The bodyguards laughed just as Brad exploded into action, pushing himself from the table and shooting them in rapid succession. His silencer did the trick, and the only sound to be heard was the dull thump of their bodies hitting the dirt floor.

Then he was beside me, his fingers stroking my cheek, his lips brushing mine. Concern blazed through his eyes. Something else too. “Who did this to you, luv?” His voice was harsh with barely controlled emotion.

I found myself shaking inside the protection of his iron grip.

Alberto interrupted my would-be answer. “Where’s my daughter, De Torres?”

Brad’s eyes never left mine. “Safe for the moment, no thanks to you.”

“Can you shoot, Alex?” Brad asked, his hands working their way lightly over the whole of me. Checking. Rechecking. Never letting go for an instant.

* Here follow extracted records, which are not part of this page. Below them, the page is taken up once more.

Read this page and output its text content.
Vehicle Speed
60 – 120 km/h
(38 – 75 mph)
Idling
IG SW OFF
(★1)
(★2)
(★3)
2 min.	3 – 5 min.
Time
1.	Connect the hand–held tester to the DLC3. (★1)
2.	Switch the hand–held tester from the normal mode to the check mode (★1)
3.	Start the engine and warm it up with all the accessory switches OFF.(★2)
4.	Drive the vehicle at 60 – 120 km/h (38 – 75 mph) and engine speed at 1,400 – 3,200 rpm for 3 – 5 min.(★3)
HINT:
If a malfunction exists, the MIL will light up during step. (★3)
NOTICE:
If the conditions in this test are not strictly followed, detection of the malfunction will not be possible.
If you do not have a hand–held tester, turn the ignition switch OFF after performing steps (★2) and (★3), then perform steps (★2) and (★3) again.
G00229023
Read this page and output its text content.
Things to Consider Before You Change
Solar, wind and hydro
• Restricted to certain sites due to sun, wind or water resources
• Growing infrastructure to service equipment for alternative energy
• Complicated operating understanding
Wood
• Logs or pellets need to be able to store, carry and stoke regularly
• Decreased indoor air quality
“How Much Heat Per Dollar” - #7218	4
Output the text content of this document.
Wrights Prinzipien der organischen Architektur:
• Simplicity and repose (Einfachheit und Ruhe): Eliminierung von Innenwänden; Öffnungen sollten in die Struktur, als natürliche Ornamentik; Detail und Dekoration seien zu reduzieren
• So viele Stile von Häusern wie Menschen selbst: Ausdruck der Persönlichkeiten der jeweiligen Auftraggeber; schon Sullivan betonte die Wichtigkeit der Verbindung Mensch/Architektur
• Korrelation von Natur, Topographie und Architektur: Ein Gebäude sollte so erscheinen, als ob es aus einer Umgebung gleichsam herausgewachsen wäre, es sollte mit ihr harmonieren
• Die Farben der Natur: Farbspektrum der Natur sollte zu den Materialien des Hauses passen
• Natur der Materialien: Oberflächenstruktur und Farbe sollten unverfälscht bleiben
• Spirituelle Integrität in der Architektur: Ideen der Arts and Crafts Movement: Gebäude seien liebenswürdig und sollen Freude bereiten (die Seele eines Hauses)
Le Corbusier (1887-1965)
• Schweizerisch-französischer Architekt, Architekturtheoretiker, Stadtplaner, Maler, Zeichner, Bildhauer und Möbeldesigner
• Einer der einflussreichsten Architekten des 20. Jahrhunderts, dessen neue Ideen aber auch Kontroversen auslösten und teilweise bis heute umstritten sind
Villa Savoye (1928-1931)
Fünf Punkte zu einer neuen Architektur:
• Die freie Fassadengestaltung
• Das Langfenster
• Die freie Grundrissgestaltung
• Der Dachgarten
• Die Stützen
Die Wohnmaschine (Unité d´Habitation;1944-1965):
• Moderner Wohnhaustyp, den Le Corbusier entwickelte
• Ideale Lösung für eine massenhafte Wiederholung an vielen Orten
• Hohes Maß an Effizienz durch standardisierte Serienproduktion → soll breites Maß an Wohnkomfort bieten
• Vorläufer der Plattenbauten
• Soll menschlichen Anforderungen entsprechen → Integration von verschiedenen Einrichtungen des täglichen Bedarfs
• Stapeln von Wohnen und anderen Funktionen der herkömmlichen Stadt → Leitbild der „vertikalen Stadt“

I tried a smile, almost undone by his simply being there. “If Juan’s anywhere in my sights.”

“Juan?”

I nodded, the unfamiliar sensation of wanting to be looked after – by him – welling my throat closed. He pressed his mouth against my bruised mouth - softly, made certain I was armed, and went toward the window. He reloaded his gun before glancing out at the figures in the courtyard. “Raphael’s down. It’s only a matter of seconds before Juan finds out the jeep’s missing along with his captives. Alex, watch my back?”

Always
. I dipped my head and held the gun’s muzzle in line with the partially ajar door.

“I’m coming with you,” Alberto growled.

De Torres threw him a dirty look. “I don’t intend on being double crossed by you and your silent partner again.”

Alberto’s cheeks stained red. “How did you know?”

“I’ve made it a point never to trust anyone.” His eyes moved to mine. “With the exception of my Alex.”